The good thing about Trish and me is that we rarely melt down at the same time.  At least, it hasn’t happened yet, or if it has the trauma has wiped it from memory.  For the next 24 hours, we took turns melting down.  We kind of hate people to begin with and there were a lot of people on this journey.  We made an unspoken agreement to suspend our rules of trying not to judge other people (ok, it’s my rule, and I’ve been struggling mightily with an essay about that anyway) and we amused ourselves with a running commentary on the idiocy of pretty much every person who crossed our path.  Why can’t people use headphones?  I don’t need to hear the music with your TikTok videos, nor listen to you on speaker phone talking about what Joey did to Ricardo or your Aunt’s gall bladder.  What saved us from disaster was an episode of the My Favorite Murder podcast, which distracted us for that last hour of waiting in LA.  (Thank you, Beth, for turning us into Murderinos.)  Fortunately, all those flights went smoothly (no fights over face masks or kicking the seat) and we touched down in Newark at 5 am Sunday.  Even more fortunately, we were able to arrange a ride home.  You’ll also be happy to know that our bags made it to Newark Saturday night.  They were able to send the bags ahead, just not us.  Had I known, I would have stuffed Trish into a duffle.  She prefers the cold anyway.

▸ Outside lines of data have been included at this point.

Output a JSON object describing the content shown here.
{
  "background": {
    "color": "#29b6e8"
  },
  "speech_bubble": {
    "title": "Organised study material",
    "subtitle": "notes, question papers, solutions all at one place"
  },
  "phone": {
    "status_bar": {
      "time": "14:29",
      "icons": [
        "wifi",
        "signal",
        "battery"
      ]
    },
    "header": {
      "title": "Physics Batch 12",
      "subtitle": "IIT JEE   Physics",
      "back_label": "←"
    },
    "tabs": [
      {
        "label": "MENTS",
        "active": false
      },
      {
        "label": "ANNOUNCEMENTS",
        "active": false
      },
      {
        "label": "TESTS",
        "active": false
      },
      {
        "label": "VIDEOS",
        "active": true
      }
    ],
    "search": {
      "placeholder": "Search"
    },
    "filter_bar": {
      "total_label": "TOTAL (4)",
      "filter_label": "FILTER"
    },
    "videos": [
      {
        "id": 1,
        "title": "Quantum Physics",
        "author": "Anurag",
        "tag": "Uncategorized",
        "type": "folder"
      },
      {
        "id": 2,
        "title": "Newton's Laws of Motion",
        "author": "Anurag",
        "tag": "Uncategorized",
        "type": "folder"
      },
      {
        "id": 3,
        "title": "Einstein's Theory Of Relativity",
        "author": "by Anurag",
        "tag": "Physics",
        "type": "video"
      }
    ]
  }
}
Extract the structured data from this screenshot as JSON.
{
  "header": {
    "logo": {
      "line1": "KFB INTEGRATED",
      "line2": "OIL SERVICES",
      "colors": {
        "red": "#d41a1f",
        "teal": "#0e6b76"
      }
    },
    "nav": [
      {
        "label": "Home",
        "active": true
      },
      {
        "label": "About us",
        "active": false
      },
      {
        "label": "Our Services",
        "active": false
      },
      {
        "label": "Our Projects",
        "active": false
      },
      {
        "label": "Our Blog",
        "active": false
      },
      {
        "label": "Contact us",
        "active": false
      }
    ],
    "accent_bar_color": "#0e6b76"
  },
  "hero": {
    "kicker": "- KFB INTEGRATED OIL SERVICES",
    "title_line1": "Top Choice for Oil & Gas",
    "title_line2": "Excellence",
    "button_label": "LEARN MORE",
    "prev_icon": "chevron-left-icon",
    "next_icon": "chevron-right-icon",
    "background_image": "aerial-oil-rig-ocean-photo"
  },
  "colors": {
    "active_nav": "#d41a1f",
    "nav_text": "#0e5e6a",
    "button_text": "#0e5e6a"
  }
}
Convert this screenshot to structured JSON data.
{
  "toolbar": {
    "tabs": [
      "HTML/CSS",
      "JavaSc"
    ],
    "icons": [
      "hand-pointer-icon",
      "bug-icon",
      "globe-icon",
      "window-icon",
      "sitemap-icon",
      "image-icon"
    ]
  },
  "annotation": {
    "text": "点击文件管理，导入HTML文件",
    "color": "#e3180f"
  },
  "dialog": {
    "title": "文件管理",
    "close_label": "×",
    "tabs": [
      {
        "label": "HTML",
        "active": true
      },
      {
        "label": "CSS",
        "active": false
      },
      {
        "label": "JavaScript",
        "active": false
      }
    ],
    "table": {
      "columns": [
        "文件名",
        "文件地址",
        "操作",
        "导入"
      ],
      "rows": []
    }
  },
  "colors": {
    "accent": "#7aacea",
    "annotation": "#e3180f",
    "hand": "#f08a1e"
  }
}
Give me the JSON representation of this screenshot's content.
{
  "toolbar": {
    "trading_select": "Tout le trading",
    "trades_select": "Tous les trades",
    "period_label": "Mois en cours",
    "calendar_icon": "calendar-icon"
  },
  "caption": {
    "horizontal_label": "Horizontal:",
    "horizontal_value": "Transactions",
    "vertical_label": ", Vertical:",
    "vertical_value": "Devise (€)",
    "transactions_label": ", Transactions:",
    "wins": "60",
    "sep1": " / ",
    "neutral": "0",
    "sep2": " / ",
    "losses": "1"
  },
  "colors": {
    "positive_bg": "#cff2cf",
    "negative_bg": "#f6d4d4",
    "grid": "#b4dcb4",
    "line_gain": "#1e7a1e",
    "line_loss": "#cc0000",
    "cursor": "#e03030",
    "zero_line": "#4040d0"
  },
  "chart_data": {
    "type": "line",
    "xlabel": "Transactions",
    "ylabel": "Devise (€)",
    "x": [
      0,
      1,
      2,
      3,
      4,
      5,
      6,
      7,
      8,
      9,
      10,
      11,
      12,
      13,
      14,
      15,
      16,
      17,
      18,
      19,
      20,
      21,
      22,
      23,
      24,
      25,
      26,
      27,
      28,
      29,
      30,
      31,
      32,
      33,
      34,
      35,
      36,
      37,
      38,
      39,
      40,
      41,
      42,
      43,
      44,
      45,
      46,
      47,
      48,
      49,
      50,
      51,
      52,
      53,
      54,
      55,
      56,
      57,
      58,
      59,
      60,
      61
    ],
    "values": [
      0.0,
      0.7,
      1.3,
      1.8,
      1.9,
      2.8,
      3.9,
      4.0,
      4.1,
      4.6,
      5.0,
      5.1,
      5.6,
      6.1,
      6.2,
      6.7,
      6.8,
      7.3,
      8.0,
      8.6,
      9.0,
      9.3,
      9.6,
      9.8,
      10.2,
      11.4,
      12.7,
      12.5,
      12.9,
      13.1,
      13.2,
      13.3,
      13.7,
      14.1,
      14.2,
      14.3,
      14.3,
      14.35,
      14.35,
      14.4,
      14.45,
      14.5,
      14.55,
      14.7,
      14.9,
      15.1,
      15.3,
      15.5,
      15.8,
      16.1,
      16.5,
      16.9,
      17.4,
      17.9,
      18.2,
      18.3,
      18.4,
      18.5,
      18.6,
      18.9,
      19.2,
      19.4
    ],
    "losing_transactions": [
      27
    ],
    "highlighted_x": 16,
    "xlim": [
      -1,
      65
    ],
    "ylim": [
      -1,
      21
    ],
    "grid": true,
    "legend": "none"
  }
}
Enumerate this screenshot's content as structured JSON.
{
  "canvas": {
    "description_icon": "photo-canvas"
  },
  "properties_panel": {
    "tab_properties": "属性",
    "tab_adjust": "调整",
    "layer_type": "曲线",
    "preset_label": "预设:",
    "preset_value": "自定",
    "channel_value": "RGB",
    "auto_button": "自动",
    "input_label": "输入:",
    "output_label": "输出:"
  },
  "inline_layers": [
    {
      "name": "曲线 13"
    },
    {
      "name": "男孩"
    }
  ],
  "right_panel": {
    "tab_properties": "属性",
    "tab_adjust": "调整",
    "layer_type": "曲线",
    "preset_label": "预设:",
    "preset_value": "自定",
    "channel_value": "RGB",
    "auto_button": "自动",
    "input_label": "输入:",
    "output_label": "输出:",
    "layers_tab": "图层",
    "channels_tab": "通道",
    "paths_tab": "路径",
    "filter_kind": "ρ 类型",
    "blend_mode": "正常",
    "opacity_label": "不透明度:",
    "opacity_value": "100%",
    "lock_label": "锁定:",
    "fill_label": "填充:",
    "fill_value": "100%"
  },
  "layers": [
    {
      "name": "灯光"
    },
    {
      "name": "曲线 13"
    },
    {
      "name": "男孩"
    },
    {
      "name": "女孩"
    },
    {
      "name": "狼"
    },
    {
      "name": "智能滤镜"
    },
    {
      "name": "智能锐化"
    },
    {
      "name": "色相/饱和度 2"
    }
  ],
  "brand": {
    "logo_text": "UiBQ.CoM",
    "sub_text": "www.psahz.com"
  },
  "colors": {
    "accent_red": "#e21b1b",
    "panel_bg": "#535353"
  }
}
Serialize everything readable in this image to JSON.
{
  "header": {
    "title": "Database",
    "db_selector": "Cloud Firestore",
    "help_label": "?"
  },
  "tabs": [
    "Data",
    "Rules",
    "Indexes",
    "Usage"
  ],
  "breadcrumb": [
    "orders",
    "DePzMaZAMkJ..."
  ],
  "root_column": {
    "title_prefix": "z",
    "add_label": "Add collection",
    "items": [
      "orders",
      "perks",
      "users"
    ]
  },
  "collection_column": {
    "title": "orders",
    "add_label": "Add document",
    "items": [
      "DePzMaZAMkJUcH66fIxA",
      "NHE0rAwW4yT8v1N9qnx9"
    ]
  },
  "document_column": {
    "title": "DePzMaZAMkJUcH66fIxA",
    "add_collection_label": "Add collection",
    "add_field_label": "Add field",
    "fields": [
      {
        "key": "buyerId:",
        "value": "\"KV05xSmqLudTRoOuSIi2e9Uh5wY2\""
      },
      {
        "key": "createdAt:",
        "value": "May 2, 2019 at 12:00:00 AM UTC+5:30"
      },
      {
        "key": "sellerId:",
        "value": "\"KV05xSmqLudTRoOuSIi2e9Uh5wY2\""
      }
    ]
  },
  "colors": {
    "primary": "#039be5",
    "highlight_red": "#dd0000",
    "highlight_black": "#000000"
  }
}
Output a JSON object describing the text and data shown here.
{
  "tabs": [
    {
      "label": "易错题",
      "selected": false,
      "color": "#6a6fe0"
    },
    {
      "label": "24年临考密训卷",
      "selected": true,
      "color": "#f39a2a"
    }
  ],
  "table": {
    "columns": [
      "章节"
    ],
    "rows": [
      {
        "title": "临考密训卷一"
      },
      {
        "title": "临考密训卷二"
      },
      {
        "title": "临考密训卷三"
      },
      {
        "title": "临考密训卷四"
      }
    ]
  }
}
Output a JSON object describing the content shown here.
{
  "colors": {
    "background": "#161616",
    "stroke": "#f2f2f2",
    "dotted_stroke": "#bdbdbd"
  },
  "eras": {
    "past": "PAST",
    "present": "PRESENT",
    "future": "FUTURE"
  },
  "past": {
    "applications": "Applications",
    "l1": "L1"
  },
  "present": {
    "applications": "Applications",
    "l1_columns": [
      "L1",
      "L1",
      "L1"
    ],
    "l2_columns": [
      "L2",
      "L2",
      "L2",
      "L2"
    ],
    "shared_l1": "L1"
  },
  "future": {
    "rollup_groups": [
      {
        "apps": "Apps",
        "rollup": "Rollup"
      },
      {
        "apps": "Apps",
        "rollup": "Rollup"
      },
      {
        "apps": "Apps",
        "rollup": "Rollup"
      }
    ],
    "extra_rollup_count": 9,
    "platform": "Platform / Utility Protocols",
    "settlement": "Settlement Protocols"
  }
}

Here are my takeaway thoughts on this whole fiasco.  Flying is a pain in the ass, but we all knew that already.  Airline companies have taken all the joy, along with our legroom, out of the process.  Even the elite flyers, who get all the perks, look as angry and disgusted as the rest of us.  They cram more and more people onto planes and their process for dealing with disruptions involves more pain for the customer.  Customer-facing employees with the airlines, however, are almost always good people trying to do their best in the face of a system stacked against both them and us and with almost no freedom to act.  Treat them with kindness.  They display a degree of patience that we don’t deserve.  I wonder if the airlines are handing out Xanax behind the counter.  And, finally, people in general have forgotten what it means to be out in public.  I miss common courtesy.  My advice it to just put on your headphones to block them out.  Take a deep breath.  And, when in doubt, listen to murder podcasts.